Они ждали. Мария Александровна бледная, почти прозрачная от болезни, встретила его словами: «Вы не ранены. Слава Богу. Я очень волновалась. Позвольте же теперь мне лечь — ноги не держат».

Сыновья окружили его.

   — Папа, вам нельзя появляться вне дворца без охраны, — озабоченно говорил цесаревич. — Ни один монарх не расхаживает столь беспечно по улицам подобно вам.

   — Да-да, — вторили ему Сергей и Владимир.

«А сам небось мечтает поскорей занять моё место, — пронеслось против воли в голове Александра. — Почтительность — вот его единственное достоинство. Он уж видит ореол вокруг своей головы и вензель «А» с тремя палочками».

   — Кабы не уменье бежать, он бы в меня попал.
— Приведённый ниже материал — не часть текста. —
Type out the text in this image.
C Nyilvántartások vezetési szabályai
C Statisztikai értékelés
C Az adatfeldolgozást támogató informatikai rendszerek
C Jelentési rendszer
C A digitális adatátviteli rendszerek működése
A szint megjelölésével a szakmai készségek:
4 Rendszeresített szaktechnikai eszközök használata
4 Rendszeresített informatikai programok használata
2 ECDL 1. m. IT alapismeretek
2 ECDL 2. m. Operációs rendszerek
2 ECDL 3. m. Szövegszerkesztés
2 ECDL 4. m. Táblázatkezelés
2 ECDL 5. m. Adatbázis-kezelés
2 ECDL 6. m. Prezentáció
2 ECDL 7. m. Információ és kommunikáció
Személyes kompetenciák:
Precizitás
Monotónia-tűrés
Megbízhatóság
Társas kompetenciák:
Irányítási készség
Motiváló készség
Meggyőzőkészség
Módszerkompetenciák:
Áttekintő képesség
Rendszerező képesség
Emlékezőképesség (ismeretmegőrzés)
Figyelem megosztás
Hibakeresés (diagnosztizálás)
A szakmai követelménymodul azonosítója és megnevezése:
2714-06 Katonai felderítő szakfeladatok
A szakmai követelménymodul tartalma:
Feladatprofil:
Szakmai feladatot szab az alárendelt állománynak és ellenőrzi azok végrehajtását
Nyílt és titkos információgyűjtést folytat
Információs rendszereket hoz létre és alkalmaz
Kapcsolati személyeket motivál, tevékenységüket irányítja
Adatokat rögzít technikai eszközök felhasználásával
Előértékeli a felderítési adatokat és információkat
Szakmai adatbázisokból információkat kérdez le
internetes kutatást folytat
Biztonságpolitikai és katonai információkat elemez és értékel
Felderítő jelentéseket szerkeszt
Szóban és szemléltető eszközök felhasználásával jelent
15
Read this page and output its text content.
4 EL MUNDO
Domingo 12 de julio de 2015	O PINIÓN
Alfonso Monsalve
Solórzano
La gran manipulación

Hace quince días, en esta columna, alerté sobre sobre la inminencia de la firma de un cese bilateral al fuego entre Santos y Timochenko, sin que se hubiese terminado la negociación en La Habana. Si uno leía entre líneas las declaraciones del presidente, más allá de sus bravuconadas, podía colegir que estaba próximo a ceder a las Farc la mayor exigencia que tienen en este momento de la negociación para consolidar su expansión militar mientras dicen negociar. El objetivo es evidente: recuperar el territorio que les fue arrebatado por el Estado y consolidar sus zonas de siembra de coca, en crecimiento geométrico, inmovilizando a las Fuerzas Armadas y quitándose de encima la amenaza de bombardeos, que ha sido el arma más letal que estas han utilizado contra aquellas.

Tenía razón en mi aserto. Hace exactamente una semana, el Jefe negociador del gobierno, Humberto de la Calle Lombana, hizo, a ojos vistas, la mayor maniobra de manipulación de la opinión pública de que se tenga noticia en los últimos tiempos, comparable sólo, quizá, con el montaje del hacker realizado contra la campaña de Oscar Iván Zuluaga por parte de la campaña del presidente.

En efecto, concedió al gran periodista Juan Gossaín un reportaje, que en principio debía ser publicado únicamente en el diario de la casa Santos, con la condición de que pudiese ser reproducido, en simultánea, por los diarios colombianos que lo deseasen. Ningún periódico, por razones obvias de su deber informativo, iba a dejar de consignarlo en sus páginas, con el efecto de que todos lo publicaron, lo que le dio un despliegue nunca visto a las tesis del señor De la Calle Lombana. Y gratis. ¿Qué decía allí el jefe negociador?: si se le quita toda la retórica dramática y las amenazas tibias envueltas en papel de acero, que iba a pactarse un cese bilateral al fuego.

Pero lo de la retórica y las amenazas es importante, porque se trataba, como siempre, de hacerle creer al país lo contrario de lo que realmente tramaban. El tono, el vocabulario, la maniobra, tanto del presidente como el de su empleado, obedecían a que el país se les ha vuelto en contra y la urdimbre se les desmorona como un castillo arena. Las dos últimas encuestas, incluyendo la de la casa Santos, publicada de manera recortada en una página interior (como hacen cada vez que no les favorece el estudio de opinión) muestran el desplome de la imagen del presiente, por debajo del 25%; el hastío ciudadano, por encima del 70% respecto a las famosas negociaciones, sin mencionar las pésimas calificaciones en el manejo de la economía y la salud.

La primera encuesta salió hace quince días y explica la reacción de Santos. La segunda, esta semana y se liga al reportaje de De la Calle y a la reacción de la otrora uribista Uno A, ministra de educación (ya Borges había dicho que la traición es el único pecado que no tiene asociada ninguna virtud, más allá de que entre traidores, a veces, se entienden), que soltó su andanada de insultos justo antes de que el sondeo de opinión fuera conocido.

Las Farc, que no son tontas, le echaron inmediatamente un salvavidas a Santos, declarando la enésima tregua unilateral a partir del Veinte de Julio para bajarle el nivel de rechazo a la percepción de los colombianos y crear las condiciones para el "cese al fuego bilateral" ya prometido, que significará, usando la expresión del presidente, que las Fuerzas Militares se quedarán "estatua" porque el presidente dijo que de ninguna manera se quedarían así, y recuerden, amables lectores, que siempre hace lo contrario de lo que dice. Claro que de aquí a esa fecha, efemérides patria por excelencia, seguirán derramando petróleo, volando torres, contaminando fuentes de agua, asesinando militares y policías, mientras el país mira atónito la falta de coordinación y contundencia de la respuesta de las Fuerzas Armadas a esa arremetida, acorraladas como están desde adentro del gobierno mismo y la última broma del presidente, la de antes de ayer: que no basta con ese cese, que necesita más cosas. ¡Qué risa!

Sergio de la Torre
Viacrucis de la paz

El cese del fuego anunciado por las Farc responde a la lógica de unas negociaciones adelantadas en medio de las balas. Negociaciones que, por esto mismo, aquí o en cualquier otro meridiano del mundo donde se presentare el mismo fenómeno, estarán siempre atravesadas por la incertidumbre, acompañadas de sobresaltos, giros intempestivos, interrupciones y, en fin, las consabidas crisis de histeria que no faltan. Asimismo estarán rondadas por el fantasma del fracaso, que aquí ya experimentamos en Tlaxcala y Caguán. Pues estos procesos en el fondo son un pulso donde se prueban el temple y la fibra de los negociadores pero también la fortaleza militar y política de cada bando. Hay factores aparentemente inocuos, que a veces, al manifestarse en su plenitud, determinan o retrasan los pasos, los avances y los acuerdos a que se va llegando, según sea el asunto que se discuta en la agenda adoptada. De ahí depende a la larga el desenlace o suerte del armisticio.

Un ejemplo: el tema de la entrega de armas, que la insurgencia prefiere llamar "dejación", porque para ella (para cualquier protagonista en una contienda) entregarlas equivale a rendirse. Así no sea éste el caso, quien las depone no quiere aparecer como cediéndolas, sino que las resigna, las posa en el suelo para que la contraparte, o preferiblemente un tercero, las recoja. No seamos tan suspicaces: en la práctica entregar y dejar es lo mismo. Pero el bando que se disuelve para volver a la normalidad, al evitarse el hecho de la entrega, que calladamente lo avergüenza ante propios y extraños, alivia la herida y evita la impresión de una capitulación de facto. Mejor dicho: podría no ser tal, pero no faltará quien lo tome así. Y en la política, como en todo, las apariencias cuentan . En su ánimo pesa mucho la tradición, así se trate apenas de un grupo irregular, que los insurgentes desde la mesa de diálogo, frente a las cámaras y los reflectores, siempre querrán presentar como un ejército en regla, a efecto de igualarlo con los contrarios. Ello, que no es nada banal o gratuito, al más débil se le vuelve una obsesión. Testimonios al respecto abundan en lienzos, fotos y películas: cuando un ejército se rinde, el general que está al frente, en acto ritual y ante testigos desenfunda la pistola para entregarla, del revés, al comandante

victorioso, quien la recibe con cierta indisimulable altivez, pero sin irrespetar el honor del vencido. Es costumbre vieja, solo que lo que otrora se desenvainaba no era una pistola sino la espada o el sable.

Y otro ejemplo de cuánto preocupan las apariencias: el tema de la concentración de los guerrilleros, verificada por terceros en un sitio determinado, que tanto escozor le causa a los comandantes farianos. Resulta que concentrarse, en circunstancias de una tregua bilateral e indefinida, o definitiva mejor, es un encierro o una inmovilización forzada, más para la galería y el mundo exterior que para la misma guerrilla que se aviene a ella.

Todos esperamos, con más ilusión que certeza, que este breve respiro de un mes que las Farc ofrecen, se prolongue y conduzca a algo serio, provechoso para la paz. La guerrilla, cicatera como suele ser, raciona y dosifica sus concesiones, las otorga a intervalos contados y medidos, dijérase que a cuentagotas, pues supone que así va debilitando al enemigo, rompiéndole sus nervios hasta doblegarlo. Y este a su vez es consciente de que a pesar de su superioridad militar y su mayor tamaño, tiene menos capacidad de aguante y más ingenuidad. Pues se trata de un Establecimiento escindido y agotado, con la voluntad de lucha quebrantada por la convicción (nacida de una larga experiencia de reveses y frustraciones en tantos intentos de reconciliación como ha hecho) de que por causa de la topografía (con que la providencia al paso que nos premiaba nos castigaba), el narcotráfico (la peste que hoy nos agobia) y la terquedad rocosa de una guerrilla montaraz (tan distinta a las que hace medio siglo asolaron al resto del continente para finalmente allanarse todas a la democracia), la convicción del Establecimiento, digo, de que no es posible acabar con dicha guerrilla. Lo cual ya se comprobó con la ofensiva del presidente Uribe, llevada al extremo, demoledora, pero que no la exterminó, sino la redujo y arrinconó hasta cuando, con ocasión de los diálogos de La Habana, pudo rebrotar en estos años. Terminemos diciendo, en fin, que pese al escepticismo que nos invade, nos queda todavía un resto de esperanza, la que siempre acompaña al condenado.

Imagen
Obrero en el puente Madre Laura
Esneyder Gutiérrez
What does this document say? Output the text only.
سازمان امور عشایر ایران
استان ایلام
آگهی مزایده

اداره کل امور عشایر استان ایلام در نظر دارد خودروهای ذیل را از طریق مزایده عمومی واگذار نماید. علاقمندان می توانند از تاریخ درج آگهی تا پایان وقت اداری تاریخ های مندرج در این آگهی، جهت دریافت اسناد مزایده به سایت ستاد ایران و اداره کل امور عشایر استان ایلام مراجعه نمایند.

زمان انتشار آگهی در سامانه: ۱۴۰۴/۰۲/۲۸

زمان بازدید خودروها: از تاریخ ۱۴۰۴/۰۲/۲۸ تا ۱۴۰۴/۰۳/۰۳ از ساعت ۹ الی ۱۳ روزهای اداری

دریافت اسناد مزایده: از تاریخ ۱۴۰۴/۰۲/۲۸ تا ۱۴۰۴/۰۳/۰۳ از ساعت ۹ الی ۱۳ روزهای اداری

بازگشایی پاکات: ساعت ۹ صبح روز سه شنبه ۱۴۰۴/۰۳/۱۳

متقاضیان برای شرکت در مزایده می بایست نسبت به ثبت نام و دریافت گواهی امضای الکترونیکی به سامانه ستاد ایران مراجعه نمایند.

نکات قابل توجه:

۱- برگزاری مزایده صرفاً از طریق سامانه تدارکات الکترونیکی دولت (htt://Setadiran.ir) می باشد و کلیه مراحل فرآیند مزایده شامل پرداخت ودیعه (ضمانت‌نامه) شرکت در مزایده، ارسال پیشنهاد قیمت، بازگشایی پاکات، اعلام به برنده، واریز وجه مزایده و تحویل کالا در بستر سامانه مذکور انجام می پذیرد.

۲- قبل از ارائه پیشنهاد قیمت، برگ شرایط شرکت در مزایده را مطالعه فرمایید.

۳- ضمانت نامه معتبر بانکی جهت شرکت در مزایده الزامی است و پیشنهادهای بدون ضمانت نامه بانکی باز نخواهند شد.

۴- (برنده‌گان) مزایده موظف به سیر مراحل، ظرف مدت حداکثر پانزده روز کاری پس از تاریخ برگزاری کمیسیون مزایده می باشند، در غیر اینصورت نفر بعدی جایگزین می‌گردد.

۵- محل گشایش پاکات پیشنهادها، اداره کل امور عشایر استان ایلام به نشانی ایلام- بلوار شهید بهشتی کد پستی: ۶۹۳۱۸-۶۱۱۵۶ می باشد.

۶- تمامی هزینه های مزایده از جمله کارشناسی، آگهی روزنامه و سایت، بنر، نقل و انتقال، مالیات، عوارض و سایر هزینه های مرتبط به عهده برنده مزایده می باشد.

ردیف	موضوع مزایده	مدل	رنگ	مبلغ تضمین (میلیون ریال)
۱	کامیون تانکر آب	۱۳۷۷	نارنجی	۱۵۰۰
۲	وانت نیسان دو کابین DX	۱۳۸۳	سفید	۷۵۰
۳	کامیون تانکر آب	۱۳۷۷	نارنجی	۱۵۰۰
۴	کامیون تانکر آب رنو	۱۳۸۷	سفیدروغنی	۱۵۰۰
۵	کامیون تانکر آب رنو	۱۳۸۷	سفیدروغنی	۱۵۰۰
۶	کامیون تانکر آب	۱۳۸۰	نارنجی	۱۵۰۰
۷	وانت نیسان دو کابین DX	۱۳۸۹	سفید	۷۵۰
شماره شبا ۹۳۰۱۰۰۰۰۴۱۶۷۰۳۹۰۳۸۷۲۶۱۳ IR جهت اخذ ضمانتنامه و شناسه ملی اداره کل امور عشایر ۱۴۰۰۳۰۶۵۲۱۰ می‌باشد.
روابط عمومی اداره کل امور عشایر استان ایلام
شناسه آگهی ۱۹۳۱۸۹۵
Рылеев отстал, жандармы чесались, — сердито сказал он. — Гордитесь своим отцом: в шестьдесят один год он не утратил резвости. Меня смутила чиновничья фуражка злодея... Будем ждать донесений...

Первым явился к государю Александр Романович Дрентельн, шеф жандармов — час его доклада приходился на утро следующего дня.

   — Ну-с, недреманное око государевой безопасности, равно и государственной безопасности, что скажите? — нескрываемая ирония прозвучала в этом вопросе.

   — Злодей допрошен, Ваше величество. И дал письменные показания. Звать его Соловьёв Александр Константинович, от роду ему тридцать три года...

   — Возраст Христа, — ухмыльнулся Александр.

   — Недоучившийся студент, учительствовал время от времени. Мы предполагаем, что он принадлежит к преступной организации, но он покамест это отрицает...

   — Читай показания, — нетерпеливо перебил его Александр.

   — Слушаюсь, Ваше величество, — и он зашуршал листами. — Вот: «Я окрещён в православную веру, но в действительности никакой веры не признаю...»

   — Само собою. Какая ж вера может быть у злодея?

   — «Ещё будучи в гимназии я отказался от веры в святых... Под влиянием размышлений по поводу многих прочитанных мною книг, чисто научного содержания, между прочим, Бокля и Дрэпера, я отрёкся даже и от верований в Бога, как в существо сверхъестественное...».

   — После таковых разглагольствований я прихожу к мысли, что надобно дать отставку министру народного просвещения, графу Дмитрию Толстому. Он оказался худым воспитателем, — прокомментировал Александр. — Читай дальше.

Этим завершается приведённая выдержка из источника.